Он вскрикнул бы, да боится. Она сразу же исчезнет. Даже сердце в груди учащенно забилось.
Лежит, не шевелится...
Но в конце концов надо же. Он вскакивает на ноги, снимает шляпу и, низко склонившись, почти касаясь шляпой земли, идет так, покорно склоненный, прямо ей навстречу.
— Туркиня!
Она увидела его. Скорее, чем полагал, — узнала по коню, сердцем почуяла.
— Ты здесь? — спрашивает она, и брови ее выражают удивление. Опять такая, как всегда, он это сразу почувствовал.
— Добрый день, Туркиня, коли уж ты так себя величаешь, — начинает он и выпрямляется. Может, хоть сегодня будет она другой.
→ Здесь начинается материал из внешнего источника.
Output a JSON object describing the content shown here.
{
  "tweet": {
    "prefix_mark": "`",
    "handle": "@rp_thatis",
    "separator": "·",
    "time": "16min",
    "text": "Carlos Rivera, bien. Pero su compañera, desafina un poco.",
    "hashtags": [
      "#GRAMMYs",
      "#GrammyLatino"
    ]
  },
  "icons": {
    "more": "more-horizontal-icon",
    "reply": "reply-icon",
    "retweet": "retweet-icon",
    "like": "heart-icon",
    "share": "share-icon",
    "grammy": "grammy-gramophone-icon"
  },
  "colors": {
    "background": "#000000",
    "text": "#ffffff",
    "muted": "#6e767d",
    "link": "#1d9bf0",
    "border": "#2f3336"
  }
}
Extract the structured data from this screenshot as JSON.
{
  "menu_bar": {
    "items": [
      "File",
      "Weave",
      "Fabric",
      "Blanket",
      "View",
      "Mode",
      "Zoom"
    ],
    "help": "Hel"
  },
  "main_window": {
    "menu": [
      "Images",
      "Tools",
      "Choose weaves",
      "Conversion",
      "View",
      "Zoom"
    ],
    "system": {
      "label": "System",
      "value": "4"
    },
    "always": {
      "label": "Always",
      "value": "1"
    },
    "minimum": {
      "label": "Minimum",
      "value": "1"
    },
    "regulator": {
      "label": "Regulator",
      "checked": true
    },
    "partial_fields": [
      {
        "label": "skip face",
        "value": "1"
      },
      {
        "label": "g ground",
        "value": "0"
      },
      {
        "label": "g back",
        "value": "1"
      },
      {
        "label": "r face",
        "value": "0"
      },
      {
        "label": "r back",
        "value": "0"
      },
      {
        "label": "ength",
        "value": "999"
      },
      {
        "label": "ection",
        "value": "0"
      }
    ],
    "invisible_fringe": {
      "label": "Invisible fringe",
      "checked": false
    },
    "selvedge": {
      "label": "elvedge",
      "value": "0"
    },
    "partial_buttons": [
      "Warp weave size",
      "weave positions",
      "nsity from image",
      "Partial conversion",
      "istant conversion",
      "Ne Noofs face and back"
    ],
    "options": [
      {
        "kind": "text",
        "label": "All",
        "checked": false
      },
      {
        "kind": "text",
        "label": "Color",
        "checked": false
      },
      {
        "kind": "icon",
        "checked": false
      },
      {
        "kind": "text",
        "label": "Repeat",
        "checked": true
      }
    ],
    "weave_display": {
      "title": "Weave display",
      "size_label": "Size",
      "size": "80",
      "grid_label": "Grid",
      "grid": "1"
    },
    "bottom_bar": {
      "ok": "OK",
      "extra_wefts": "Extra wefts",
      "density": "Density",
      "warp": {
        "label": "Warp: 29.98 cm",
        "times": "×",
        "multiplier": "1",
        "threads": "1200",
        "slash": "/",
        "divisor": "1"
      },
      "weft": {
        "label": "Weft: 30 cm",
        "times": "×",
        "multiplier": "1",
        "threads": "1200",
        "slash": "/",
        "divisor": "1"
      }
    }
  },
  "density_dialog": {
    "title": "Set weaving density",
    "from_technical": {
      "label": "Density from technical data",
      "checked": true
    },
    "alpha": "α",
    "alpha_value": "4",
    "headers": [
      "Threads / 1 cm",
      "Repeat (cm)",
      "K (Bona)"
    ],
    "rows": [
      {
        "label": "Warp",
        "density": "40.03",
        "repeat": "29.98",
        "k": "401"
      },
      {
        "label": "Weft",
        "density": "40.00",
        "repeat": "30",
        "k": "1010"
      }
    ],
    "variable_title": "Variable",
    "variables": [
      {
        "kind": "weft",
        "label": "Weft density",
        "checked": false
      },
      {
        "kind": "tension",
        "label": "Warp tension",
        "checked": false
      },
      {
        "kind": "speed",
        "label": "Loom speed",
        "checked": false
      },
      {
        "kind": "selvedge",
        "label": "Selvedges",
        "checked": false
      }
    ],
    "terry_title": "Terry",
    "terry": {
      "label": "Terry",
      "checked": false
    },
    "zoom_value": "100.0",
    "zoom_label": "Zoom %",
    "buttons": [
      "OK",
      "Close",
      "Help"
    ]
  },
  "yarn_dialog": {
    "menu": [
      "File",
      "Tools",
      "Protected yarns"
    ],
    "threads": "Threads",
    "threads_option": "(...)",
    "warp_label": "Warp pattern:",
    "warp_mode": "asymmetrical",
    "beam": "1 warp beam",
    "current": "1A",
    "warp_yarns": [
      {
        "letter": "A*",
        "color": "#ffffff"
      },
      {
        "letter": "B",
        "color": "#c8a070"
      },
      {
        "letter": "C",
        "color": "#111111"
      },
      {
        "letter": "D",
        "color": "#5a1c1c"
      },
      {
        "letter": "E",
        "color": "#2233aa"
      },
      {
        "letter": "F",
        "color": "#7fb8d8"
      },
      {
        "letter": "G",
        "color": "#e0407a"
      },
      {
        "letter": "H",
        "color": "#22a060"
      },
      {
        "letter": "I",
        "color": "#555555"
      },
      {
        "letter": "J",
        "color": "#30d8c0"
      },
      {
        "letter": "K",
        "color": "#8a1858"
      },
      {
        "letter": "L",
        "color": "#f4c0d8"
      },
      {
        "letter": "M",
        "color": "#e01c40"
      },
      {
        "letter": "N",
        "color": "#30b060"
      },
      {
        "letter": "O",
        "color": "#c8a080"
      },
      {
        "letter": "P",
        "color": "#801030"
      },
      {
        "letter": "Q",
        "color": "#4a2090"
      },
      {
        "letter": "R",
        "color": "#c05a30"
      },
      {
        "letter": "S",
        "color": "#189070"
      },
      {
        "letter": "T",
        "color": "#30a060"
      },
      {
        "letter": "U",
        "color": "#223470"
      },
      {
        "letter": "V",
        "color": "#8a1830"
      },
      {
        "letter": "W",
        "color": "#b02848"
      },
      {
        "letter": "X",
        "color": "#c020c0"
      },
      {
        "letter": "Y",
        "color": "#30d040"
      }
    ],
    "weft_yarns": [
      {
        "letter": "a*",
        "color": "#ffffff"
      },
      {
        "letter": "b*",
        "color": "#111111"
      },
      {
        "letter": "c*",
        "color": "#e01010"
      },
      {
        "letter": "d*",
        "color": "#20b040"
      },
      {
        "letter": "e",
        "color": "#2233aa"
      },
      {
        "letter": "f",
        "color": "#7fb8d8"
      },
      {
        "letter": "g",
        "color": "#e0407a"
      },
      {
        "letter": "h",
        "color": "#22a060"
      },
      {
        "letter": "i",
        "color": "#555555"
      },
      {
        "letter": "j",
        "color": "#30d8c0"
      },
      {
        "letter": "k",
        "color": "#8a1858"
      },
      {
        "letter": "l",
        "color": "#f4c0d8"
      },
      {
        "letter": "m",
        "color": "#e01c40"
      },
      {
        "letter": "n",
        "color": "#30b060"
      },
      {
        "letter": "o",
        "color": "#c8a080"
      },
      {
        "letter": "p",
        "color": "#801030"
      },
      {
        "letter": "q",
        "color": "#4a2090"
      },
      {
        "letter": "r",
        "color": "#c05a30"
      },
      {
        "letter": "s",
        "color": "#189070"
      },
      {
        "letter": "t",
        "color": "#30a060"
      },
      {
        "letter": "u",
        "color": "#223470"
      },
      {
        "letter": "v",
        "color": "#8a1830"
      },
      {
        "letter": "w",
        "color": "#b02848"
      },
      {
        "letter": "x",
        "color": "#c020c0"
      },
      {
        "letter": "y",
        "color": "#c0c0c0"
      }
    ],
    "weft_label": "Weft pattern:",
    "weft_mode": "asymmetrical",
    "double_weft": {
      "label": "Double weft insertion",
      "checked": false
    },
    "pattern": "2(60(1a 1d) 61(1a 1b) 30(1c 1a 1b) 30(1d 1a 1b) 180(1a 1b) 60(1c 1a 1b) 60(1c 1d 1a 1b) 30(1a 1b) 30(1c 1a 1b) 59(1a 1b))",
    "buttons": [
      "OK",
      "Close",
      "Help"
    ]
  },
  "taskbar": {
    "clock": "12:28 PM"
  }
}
— Я пришла тебя видеть, — говорит она просто и смотрит ему в глаза, но опять почему-то лицо и даже губы ее бледны.
Он упал перед ней, как перед царевной, на колени, кланяется.
— Не кланяйся мне столько раз, с меня хватит и одного поклона. Только моей матери кланяются больше. Ее называют пани.
— А тебя?
— Я — Туркиня!
— Почему же это?
— У меня вот, — говорит она и показывает на золотые полумесяцы в ушах, — турецкие сережки.
— Кто тебя так окрестил? — спрашивает он.
— Люди в селе. Ты разве не слыхал про меня? — спрашивает она.
— Нет.
— Ты не бываешь в нашем селе?
— Был несколько раз, но больше хожу на венгерскую сторону. Был как-то в вашем селе и на престольном празднике, но тебя тогда не видел.
— Откуда ты знаешь? — говорит она и чему-то заранее улыбается.
— Почему ты смеешься?
— А почему бы нет?
Он обиделся.
— Гляди, — говорит он и хмурит брови, — чтобы как-нибудь люди не посмеялись над тобой.
— Надо мной не посмеются, — говорит она уверенно и горделиво.
— Ишь ты! — передразнивает он ее.
Она не обращает внимания.
— А про тебя я, кажется, слышала, — отзывается она погодя, — да только не видела и не знала, как тебя зовут.
— Гриць, — говорит на это он.
— Это ты уже говорил, — отвечает она. — Но наше село большое, и многих так зовут.
— Гриць... Гриць, — твердит он, ударяя себя в грудь. — Тот, за кем все дивчата бегают, кто пляшет так, будто ногами пишет, кто во всем селе лучше всех на трембите играет... тот Гриць. Этой зимой я буду, может, и в вашем селе, — добавил он. — У одного моего товарища там живет дядя, и он передавал, чтоб тот пришел к нему, у дяди на примете для него красивая и добрая дивчина. Тогда гляди... — грозит он и прячет под черным усом улыбку, которая очень красит его.
Она молчаливо поднимает черные свои брови, удивляясь его словам.
— Ничего. Будем любить друг друга.
Она сначала молчит, а затем спрашивает:
— Ты тоже посвистываешь тем дивчатам, которых перестаешь любить?
— А что ж, — отвечает он. — Стану я плакать? Разве вот по тебе плакал бы — потому ты во какая красивая!
Она глядит на него своими большими глазами, а потом словно машинально схватывается за свои красные цветы и, вытащив их из-за ушей, молча роняет на землю.
— А что делают те, которым ты посвистываешь? — спрашивает она затем и требовательно впивается в его лицо своими черными глазами.
— Разве мне их учить? — отвечает он. — У них свой ум, а у меня свой. Меня никто не учит. Неуч я.
— Верно, уходят куда глаза глядят, — задумчиво произносит она вполголоса.
— Не беспокойся о них, — утешает он и, подойдя близко к ней, заглядывает ей ласково в глаза.
— Мне ты не будешь посвистывать, — отвечает она вдруг твердо, решительно, а в то же время погружает, топит свой взгляд в его глазах.
— Тебе нет, — говорит он убеждающим тоном. — Ты моя ласточка.
— Ты! — вдруг произносит она угрюмо и протягивает отстраняющим жестом руки так, что ее растопыренные пальцы упираются ему в грудь. — Ты! — повторяет она еще раз. — Ты знаешь что?
— Знаю, — отвечает он, и глаза его смеются. — Ты прекрасна, как боярыня, и я тебя люблю!
— Ишь ты! — отвечает она.
— Ишь ты? — повторяет он вопросительно, и в его голосе звучит огорчение.
— Гей, Туркиня, Туркиня, — прибавляет он, и его голос и глаза выражают грозу, — счастье твое, что ты красива, а то...
Она быстро подносит руки к ушам и чувствует, что цветов нет.
— А вон они, на земле, — говорит он почему-то с внезапной покорностью, которой старается вызвать ее расположение.
— Сами выпали? — спрашивает она словно самоё себя, не спуская с него глаз.